We'd planned to fit Denbigh in our scheme, but we'd left about three hours later than we'd planned, so the ring road tightened around us. Just time for Rhuthun; Lou's pick. A very nice place, the Welshest so far perhaps, a link on drovers' routes across the country in centuries past. Lou had visited there with her school, and we'd driven through there on our way to Johnny and Junko's wedding. I hadn't really seen the Vale of Clwyd before, and I was mightily impressed. Wales was rising up from the earth around us, Ruthin was dangling its streets down the hillsides. A hill-top town, in retrospect a little like Shaftesbury in Dorset. It was deserted. 3pm on a pre-Christmas Saturday, fresh pay jingling in pockets, plenty of well-nourished-looking shops, but next to no customers.

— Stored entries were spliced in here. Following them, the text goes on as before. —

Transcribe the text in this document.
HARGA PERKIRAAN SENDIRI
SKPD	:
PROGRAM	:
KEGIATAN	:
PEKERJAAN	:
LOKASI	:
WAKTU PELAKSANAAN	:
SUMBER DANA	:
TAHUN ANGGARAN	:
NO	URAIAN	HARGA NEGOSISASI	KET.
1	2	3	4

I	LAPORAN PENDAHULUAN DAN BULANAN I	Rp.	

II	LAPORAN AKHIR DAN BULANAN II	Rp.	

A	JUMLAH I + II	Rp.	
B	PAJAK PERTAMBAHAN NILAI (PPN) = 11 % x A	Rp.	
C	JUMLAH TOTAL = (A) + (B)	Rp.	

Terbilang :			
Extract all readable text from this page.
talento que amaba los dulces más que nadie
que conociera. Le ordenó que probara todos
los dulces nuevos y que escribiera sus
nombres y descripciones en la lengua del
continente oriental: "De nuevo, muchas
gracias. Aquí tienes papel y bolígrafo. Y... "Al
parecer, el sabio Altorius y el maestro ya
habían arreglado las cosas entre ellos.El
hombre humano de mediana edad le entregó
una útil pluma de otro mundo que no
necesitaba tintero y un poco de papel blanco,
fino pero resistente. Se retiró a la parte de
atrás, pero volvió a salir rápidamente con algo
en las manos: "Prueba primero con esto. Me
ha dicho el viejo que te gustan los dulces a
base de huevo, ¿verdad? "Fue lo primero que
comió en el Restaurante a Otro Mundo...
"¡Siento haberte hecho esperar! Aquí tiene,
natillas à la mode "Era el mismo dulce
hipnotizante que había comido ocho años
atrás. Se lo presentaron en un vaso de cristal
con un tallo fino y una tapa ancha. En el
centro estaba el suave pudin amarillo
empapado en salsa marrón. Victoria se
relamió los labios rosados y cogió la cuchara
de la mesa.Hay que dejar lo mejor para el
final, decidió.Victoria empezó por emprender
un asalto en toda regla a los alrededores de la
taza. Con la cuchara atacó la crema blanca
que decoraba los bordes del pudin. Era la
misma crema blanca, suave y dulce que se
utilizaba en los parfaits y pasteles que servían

It was when we went to the market that the mystery was solved - Wales were leading Australia 15-13. I bought LT an early Xmas present, a globe with raised edges to represent the mountain ranges of the world. We ate fish and chips (our usual Welsh treat), and slinked back under untropical pink skies to England.
That night I read about Cadwallon, ap Cadfan, who had raged out from Gwynedd and slaughtered the population of York, according to Bede. I'd never heard about him before. He made me think of a different Britain that was and might have been.